Trade with Russia is also picking up in heavy-duty trucks. Over the past year or so, I have found key customers such as China Heavy Duty Truck and Yuchai Diesel frequently referring to their growing exports to Russia. With more trucks using our components being sold into the Russian market, we are now seeing that country develop into a good export market for our own products. We have already hosted several visits to our factories by Russian delegations intent on establishing a China supply chain, and have participated in trade shows in both Moscow and Beijing promoting automotive trade between the two countries. We were pleasantly surprised to find that one of the managers in our export department was able to dust off the Russian-language capability he acquired in university and communicate with our new friends from the north.

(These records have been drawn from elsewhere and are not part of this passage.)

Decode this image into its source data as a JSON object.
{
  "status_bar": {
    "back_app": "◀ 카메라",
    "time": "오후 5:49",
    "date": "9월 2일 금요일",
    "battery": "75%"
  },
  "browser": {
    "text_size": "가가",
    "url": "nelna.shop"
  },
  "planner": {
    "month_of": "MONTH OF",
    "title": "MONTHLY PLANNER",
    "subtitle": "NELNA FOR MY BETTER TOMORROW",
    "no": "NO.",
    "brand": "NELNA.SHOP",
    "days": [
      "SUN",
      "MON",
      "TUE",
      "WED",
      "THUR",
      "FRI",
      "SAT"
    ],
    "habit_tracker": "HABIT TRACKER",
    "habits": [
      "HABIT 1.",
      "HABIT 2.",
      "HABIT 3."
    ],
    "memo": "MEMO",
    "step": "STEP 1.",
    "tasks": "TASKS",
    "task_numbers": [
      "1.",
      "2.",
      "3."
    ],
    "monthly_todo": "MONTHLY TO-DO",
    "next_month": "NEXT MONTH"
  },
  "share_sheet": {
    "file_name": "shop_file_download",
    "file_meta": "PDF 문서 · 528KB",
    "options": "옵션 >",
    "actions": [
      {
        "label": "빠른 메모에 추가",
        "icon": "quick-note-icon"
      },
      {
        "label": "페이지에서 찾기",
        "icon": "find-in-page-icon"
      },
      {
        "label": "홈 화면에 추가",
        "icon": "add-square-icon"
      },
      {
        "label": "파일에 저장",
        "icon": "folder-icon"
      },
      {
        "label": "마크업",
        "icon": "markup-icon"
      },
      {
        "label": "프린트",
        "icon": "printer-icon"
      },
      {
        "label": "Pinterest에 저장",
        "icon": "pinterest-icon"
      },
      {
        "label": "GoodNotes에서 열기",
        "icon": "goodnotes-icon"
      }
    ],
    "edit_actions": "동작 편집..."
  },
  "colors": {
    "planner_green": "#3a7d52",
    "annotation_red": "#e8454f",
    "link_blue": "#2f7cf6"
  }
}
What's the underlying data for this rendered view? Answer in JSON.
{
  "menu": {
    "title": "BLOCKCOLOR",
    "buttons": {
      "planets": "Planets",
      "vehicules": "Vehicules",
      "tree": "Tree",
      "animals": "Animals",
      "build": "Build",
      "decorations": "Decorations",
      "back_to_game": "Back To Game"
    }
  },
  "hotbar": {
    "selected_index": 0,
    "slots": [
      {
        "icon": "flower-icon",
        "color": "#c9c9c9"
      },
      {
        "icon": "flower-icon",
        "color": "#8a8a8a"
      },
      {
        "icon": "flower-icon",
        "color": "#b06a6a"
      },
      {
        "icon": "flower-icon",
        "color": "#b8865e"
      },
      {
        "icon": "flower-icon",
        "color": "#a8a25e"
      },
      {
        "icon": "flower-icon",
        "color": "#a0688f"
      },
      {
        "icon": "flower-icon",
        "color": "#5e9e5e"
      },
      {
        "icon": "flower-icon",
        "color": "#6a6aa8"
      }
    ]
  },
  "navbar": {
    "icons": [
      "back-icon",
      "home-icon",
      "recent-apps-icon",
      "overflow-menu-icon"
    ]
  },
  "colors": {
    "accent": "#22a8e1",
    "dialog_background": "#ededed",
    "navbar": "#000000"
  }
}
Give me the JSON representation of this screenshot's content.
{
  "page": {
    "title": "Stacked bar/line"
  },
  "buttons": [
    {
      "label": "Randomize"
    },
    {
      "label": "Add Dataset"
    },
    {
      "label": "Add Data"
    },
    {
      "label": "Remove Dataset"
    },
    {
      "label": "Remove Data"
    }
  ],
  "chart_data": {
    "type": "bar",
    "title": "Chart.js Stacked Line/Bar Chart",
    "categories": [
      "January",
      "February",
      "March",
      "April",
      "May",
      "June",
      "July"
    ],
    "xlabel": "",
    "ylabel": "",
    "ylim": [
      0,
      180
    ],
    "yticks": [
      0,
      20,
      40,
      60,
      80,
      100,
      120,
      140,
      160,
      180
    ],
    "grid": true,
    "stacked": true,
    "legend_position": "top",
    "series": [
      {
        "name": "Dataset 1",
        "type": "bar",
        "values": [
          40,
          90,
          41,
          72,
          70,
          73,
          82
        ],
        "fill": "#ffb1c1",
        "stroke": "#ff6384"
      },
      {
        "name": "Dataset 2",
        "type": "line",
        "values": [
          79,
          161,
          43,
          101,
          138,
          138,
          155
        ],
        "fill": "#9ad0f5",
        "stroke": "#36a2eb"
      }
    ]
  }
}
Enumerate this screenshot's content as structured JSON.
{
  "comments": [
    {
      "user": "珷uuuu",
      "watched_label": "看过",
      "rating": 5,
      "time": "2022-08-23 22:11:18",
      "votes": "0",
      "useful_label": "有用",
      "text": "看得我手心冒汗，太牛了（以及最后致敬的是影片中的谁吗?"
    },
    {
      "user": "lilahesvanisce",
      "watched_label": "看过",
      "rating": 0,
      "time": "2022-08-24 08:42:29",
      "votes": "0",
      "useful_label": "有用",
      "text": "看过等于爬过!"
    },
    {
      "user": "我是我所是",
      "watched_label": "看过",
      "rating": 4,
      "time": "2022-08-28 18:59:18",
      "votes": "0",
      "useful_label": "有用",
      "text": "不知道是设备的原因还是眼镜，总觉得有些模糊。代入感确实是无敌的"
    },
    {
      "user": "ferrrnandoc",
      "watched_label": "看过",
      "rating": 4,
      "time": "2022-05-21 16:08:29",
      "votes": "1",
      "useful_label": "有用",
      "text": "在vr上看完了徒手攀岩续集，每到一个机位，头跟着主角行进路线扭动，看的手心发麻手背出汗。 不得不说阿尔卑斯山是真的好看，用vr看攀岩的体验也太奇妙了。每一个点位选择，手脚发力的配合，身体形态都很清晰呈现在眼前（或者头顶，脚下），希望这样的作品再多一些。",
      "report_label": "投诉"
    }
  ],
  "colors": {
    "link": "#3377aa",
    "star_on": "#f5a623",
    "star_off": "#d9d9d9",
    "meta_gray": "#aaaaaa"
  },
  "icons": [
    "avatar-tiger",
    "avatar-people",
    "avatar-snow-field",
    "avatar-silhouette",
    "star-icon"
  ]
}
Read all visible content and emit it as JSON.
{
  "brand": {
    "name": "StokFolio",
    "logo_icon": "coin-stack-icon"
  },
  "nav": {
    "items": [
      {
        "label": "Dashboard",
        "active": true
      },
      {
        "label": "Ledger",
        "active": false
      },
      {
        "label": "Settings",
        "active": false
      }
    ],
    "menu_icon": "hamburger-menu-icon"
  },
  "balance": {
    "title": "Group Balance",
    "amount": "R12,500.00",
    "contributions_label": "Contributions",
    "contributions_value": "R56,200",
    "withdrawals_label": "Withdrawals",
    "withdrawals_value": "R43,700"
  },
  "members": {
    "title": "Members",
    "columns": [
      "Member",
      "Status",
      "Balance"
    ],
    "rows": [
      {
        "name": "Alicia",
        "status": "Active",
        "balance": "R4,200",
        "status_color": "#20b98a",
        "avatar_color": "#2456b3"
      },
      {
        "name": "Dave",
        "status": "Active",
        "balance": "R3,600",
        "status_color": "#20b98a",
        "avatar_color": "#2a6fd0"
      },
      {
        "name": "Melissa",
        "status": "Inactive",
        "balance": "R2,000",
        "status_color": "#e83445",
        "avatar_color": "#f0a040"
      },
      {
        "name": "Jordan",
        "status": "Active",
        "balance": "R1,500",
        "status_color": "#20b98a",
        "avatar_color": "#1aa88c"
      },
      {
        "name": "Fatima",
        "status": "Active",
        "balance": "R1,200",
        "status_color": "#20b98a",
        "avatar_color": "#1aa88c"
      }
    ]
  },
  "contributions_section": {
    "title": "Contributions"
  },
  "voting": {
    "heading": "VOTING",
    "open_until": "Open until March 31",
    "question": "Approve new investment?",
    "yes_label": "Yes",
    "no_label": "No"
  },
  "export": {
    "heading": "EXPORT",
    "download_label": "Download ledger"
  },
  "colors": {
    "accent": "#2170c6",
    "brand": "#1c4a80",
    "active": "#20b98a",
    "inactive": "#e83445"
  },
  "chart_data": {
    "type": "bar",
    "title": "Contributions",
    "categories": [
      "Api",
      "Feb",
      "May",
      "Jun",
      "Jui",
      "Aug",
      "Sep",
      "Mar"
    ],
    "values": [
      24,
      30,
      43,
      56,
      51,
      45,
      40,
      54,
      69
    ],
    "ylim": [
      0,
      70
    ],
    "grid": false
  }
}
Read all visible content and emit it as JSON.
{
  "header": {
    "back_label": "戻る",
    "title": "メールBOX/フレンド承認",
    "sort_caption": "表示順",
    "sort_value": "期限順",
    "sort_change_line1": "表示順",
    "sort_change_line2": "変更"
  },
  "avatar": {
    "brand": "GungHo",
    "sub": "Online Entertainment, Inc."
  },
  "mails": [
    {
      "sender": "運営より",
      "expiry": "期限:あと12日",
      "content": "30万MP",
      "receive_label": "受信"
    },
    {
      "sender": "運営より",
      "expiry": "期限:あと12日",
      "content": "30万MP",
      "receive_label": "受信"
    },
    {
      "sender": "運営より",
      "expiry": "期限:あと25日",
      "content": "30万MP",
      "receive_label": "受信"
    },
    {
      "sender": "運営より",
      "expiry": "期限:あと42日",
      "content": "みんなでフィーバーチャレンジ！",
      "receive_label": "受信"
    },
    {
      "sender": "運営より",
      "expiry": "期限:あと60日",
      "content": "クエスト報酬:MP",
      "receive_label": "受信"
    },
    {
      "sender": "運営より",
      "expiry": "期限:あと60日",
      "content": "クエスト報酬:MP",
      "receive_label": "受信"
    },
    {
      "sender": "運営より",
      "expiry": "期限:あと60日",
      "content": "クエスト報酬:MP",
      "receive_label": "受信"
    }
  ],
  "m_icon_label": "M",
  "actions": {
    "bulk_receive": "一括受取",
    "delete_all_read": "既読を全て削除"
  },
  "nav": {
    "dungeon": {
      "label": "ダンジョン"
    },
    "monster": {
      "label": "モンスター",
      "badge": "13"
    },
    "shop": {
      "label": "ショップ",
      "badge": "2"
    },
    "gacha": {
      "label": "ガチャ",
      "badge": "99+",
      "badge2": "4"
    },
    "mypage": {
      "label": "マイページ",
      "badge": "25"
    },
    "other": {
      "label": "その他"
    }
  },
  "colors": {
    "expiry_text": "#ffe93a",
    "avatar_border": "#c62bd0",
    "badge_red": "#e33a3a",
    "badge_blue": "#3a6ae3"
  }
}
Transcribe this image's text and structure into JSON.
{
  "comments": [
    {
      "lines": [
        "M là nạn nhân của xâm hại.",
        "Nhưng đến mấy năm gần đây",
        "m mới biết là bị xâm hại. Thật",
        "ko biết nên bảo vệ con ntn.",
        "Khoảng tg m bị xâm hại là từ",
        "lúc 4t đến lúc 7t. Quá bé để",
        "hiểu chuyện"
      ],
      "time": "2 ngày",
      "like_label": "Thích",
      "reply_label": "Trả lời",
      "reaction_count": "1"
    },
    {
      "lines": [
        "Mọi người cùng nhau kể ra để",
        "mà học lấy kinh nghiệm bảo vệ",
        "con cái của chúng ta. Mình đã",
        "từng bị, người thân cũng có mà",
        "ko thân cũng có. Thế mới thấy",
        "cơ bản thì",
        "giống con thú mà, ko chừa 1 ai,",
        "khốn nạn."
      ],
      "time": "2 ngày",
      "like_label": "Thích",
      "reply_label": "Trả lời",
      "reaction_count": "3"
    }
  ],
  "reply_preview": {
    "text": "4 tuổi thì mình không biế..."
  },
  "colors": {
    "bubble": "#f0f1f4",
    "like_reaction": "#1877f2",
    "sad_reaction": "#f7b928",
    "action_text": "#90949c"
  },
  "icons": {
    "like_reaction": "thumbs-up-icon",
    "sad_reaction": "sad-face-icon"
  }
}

Each in their own way, the economies of Brazil, Russia, India and China are becoming the new centers of growth in the global economy. The World Bank estimates that global GDP amounted to approximately $48.2 trillion in 2006. The growth engines of the post World War II era—the United States, Japan and Germany—account for over 40 percent of that total and are still the #1, #2 and #3 largest economies in the world, respectively. But the changing of the guard is already beginning. With $2.7 trillion in GDP in 2006, China will come very close to surpassing Germany this year to take the #3 spot. I suspect that Brazil, Russia and India, each with GDPs at or only slightly below $1 trillion, will also be moving up quickly in the rankings.